We haven't often seen the words "Hmong" and "Hollywood" in the same sentence -- until this week.
"Gran Torino," which opens today in the Twin Cities, is the first major-studio film to feature several prominent roles for Hmong actors, including some with Twin Cities ties. With heavyweight Clint Eastwood as both director and star, the film is sure to draw national attention to an ethnic group well-known in Minnesota, but not all parts of the country.
Eastwood plays Walt, a cranky, racist Korean War vet who befriends the Hmong teenagers next door. He tries to protect them from gang violence even as he slings ethnic slurs every which way. While the story is focused on Eastwood, Hmong actors are in a good three-quarters of the scenes.
At an advance screening of the film Tuesday night, Dyane Hang Garvey of St. Paul got more excited than most people in the audience. As a technical adviser on the film, she spent two weeks on the set to ensure cultural realism in everything from food presentation to subtitle translation. This was the first time she had seen the final product. Her first impression?
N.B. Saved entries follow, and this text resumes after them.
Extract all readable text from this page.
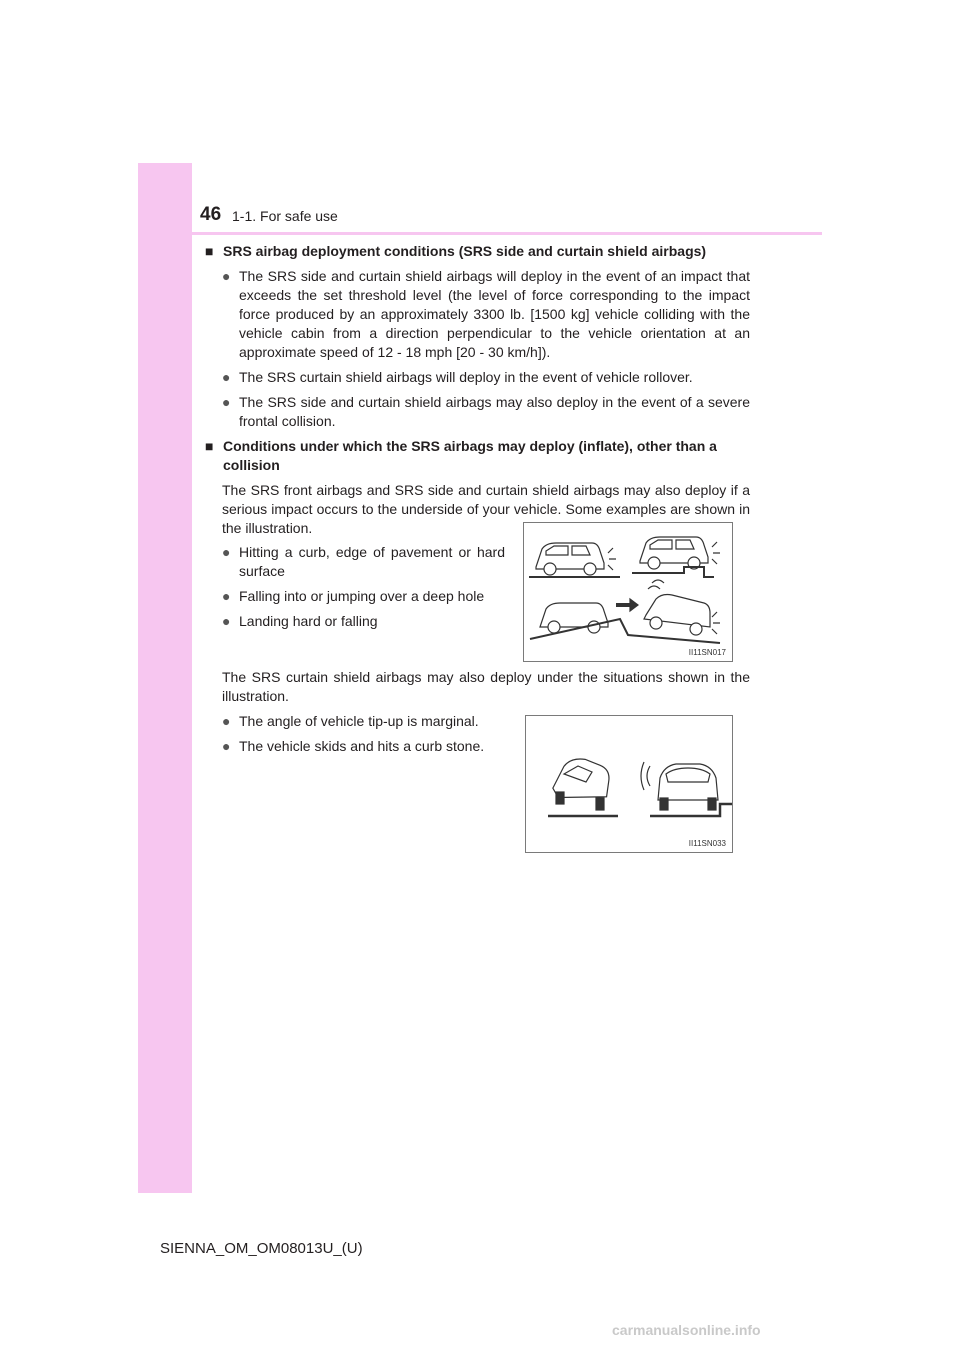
46 1-1. For safe use
■ SRS airbag deployment conditions (SRS side and curtain shield airbags)
● The SRS side and curtain shield airbags will deploy in the event of an impact that exceeds the set threshold level (the level of force corresponding to the impact force produced by an approximately 3300 lb. [1500 kg] vehicle colliding with the vehicle cabin from a direction perpendicular to the vehicle orientation at an approximate speed of 12 - 18 mph [20 - 30 km/h]).
● The SRS curtain shield airbags will deploy in the event of vehicle rollover.
● The SRS side and curtain shield airbags may also deploy in the event of a severe frontal collision.
■ Conditions under which the SRS airbags may deploy (inflate), other than a collision
The SRS front airbags and SRS side and curtain shield airbags may also deploy if a serious impact occurs to the underside of your vehicle. Some examples are shown in the illustration.
● Hitting a curb, edge of pavement or hard surface
● Falling into or jumping over a deep hole
● Landing hard or falling
The SRS curtain shield airbags may also deploy under the situations shown in the illustration.
● The angle of vehicle tip-up is marginal.
● The vehicle skids and hits a curb stone.
II11SN017
II11SN033
SIENNA_OM_OM08013U_(U)
carmanualsonline.info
"It's really honest, it doesn't make things artificially easier for anyone," said Garvey, who runs the small nonprofit Hmong Arts Connection.
Just as important to Garvey is that actual Hmong people were cast, even though some had no acting experience. Eastwood consulted with a Washington-based Hmong development agency on how to be sensitive and honest in portraying the ethnicity.
"They said, don't use non-Hmong actors. It's hard for someone who is not Hmong to be authentic," she said, citing an episode of "Grey's Anatomy" in which a Hmong family and shaman were played by Asian actors of other ethnicities.
When St. Paul filmmaker Bryan Vue first heard about the movie more than a year ago, "I thought it was a joke," he said. "I had to actually call the casting company in New York before I believed it was real."